11 de junio de 2013. Casa de la Cultura, Avilés.
Roque es un estudiante que no estudia. Pero aprende. De la mano de Paula, una joven profesora, y de Acevedo, un político veterano, entra y prospera en los entresijos propios de la conquista del poder. La vida universitaria es para él la forja (y antesala) de las habilidades (y debilidades) inherentes a la política.

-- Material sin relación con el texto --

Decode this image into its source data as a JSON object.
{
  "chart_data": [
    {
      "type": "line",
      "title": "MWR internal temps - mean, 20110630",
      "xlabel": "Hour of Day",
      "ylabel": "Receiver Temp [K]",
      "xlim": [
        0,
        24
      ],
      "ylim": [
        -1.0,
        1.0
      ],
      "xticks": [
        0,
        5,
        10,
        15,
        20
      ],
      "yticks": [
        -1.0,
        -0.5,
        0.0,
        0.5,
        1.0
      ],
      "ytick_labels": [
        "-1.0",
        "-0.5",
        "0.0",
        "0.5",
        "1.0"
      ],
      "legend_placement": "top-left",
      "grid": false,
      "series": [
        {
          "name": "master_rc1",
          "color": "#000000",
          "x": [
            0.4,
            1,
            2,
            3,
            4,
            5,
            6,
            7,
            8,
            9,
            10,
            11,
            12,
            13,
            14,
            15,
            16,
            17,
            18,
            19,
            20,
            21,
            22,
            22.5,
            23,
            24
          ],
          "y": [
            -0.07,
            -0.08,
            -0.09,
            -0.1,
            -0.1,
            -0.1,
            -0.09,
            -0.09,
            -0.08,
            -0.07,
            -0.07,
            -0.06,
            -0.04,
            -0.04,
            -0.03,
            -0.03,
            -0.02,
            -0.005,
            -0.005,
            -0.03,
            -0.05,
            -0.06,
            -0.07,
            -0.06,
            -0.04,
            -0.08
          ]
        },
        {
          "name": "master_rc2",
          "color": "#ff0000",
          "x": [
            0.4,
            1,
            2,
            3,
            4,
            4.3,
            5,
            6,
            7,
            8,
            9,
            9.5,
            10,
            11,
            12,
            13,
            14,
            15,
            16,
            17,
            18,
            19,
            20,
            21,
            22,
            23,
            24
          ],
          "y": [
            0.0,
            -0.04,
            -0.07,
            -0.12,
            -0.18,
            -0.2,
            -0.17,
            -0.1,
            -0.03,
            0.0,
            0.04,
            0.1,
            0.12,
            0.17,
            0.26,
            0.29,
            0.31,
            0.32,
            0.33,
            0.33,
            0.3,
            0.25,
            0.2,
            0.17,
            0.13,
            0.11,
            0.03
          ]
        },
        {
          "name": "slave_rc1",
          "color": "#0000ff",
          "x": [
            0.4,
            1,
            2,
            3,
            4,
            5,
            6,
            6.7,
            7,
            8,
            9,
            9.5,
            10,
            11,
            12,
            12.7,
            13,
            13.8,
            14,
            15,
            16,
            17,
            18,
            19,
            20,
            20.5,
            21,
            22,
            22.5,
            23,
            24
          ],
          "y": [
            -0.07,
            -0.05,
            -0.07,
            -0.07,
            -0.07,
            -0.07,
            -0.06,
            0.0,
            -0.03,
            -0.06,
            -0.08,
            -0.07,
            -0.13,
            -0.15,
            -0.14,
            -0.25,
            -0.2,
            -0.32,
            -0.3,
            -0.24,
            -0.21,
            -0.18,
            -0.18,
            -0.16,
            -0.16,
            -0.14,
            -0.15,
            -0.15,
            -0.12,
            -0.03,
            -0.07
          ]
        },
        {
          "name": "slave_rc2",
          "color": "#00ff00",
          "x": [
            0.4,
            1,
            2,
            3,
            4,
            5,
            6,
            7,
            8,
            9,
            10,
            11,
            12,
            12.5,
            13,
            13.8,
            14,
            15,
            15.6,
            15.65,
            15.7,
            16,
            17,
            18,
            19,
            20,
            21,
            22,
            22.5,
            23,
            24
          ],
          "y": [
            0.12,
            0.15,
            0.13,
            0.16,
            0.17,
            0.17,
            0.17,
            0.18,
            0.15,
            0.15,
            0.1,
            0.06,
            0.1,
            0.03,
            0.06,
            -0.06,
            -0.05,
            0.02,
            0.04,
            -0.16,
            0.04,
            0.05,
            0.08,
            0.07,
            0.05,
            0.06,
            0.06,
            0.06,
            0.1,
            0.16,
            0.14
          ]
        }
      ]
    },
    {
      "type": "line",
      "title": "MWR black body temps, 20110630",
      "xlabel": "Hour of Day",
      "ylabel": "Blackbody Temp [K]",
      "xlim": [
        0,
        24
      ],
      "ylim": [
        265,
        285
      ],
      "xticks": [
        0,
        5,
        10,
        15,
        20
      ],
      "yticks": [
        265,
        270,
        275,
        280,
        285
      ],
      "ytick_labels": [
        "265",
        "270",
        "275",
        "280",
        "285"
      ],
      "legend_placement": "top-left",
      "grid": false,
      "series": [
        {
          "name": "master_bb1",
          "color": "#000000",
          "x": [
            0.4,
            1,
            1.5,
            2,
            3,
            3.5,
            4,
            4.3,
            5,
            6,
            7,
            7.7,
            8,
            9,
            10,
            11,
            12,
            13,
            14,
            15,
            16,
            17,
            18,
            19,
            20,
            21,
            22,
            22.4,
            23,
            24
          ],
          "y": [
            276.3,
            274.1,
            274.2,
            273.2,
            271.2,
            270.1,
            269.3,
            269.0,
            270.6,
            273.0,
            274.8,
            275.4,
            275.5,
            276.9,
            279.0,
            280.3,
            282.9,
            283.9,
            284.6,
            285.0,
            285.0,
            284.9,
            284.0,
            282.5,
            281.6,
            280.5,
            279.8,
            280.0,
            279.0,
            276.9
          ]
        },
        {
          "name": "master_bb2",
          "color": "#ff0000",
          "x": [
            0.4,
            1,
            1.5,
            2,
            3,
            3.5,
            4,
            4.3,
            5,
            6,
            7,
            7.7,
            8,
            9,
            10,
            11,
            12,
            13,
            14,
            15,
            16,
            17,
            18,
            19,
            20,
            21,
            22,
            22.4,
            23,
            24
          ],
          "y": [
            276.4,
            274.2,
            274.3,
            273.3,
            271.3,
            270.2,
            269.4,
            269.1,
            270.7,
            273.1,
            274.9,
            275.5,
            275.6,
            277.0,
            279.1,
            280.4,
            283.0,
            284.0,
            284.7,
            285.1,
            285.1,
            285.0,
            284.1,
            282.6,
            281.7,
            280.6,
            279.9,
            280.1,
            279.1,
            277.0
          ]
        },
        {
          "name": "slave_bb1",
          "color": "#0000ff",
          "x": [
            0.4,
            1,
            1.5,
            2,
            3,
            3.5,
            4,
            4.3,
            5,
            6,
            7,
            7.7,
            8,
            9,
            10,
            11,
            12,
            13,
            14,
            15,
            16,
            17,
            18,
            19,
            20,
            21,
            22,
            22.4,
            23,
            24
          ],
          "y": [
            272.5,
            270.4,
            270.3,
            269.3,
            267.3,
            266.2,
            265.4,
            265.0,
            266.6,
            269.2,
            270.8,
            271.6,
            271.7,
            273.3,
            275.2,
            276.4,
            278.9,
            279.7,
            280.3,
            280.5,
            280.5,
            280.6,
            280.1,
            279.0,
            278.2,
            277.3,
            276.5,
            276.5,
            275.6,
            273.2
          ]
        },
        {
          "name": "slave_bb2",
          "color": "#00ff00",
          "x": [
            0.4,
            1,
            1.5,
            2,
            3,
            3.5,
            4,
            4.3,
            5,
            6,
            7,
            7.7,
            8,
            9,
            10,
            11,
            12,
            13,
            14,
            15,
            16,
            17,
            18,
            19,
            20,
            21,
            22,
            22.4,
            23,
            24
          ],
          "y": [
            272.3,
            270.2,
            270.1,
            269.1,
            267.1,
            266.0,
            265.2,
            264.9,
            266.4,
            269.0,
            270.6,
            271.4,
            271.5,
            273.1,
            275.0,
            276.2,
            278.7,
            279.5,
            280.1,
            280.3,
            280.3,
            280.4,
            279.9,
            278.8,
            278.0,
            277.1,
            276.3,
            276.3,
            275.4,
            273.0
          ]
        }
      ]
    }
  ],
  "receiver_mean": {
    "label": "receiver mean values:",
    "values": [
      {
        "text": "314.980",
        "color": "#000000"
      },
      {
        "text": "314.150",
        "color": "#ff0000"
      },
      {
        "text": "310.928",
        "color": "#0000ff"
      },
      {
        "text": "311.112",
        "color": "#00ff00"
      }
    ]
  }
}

En noviembre de 2011 había visto El estudiante en el festival de Gijón, donde ganó el premio a la mejor película (injustamente compartido con Declaración de guerra de Valérie Donzelli: la argentina es mucho mejor). Entre el sonido directo y los subtítulos en inglés me quedé con la impresión de que me había perdido parte de los diálogos. Así que me apetecía volver a verla y confirmar que el premio fue bien merecido. La teoría política en el aula y su práctica fuera de ella se conjugan en esta historia que documenta el ascenso de Roque en el movimiento estudiantil. Él es un animal político (en el sentido de Maquiavelo, no solo en el de Aristóteles) y sabe que sin cierto pragmatismo el radicalismo es inútil. Pero no todo vale para él. Su límite es la traición. Por eso tiene en cuenta la lección de aquel amigo de Acevedo que ironizaba sobre quienes cebando mate y asintiendo llegan a ser ministros. Roque se lo impedirá a quien le ha traicionado. Y lo hace en esa magnífica escena final en la que ceba mate pero dice no. El realismo político, pero también la ética y la estética de la política, se develan en esta interesante historia sobre temas bien próximos a los que aborda Spielberg en su última película. Las distancias entre un presidente y un estudiante, entre el siglo XIX y el XXI o entre Washington y Buenos Aires se quedan en nada si de lo que se trata es de mostrar (brillantemente) el ejercicio del poder.